I'd been apprehensive about this, considering it an elitist sort of place, with too many things I don't need at prices I can't afford. But because they have local food and it's within walking distance, I've been practicing getting over my reverse snobbery at one of the other two.
What I had learned was that if I shopped for seasonal produce and specials it would not be so bad. Then I learned that if you shop before 4 p.m. on Wednesday, and if you are an older person, you get a 10% discount. This began to look pretty good.
I went on opening day, stopping by on my way back from errands farther afield. The store felt like the casinos in Reno did when a senior tour busload had just been decanted. And it was jammed. Difficult to park, difficult to get around, difficult to see many things. I did have the pleasure though of running into some acquaintances from southern California who retired up this way a decade or so ago. I learned that the crabs - first of the season - were from Crescent City, and just by ducking down a less crowded aisle or two, I saw items on sale I never would have thought of at a high end market - like cat food. I also felt covetousness beginning to kick into gear... As my neighbor said - it was hard to get out of there without wanting everything in the store.
On Sunday, realizing I was out of cheesecloth in which to wrap fruitcakes for storage, and needing some exercise, I walked over for a second visit. More pleasant surprises: local tortillas on sale, local honey available in bulk, coupons and samples of local goat's milk yogurt. And the unbleached cheesecloth was cheaper than the bleached - imagine! Usually when less has been done to an item in the market, it costs more.

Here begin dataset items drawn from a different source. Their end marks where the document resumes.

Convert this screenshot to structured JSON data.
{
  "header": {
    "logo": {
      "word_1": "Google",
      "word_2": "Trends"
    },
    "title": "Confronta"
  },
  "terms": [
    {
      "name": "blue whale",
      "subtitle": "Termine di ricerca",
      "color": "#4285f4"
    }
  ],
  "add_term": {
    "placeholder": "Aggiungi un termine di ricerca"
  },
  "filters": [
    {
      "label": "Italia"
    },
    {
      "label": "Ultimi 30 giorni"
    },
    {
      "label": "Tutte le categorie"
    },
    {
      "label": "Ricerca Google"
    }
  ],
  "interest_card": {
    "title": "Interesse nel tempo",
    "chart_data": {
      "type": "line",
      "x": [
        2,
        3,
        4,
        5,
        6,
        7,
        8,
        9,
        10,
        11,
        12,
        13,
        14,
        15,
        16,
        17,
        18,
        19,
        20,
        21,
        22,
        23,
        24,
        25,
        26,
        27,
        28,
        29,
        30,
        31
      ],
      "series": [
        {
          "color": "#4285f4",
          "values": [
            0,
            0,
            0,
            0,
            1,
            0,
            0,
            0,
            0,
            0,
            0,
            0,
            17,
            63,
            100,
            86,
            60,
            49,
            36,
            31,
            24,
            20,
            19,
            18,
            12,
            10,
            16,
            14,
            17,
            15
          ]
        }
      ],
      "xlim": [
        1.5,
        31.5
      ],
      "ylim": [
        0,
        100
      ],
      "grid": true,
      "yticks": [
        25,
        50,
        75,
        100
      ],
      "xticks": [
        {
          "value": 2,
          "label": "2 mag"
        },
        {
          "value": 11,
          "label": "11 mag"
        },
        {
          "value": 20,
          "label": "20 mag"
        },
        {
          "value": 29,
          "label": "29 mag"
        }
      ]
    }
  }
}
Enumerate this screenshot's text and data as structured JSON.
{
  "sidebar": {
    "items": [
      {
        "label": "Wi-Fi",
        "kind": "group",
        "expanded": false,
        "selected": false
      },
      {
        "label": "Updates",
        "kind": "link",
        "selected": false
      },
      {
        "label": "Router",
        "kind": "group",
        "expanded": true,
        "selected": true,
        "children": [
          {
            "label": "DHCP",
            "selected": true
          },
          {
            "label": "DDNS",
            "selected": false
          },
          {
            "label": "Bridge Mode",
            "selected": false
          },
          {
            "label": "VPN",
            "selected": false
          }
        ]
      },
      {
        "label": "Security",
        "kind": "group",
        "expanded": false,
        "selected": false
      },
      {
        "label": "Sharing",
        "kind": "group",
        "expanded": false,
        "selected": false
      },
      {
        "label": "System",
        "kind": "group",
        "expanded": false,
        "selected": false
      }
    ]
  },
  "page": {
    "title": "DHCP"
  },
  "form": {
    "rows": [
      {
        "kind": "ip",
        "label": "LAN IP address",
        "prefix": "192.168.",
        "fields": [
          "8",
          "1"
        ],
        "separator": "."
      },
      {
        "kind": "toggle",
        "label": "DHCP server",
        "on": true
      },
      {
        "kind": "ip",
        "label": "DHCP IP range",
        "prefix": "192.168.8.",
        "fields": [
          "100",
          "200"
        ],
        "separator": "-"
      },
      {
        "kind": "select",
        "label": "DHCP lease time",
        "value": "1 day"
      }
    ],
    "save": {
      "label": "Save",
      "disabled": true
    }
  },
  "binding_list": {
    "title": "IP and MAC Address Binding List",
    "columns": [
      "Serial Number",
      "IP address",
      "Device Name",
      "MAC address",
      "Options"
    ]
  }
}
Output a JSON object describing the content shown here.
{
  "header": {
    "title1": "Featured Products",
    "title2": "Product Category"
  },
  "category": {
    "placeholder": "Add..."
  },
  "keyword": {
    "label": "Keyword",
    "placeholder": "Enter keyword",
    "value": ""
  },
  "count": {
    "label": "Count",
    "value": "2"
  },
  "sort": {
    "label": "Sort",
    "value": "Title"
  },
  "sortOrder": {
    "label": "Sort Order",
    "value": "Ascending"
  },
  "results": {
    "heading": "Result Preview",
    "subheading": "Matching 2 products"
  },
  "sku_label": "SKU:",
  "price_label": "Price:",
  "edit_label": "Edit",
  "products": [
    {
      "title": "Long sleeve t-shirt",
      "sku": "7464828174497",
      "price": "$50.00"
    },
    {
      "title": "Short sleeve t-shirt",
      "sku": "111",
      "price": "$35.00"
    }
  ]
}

(They still didn't have any dried pears - see my entry of December 2 - but I had managed to get some at a fruit stand in the west county in the meantime - so the fruitcakes are done and swaddled.)
The saddest part of this trip was that even on the afternoon of a crystal clear 60 degree day I saw only one other pedestrian in my half-hour of walking. I am thrilled to have a place I can walk to that feels like a food field trip, and this is not exactly a low density neighborhood. Why isn't everybody out there on the streets, exercising and grocerizing?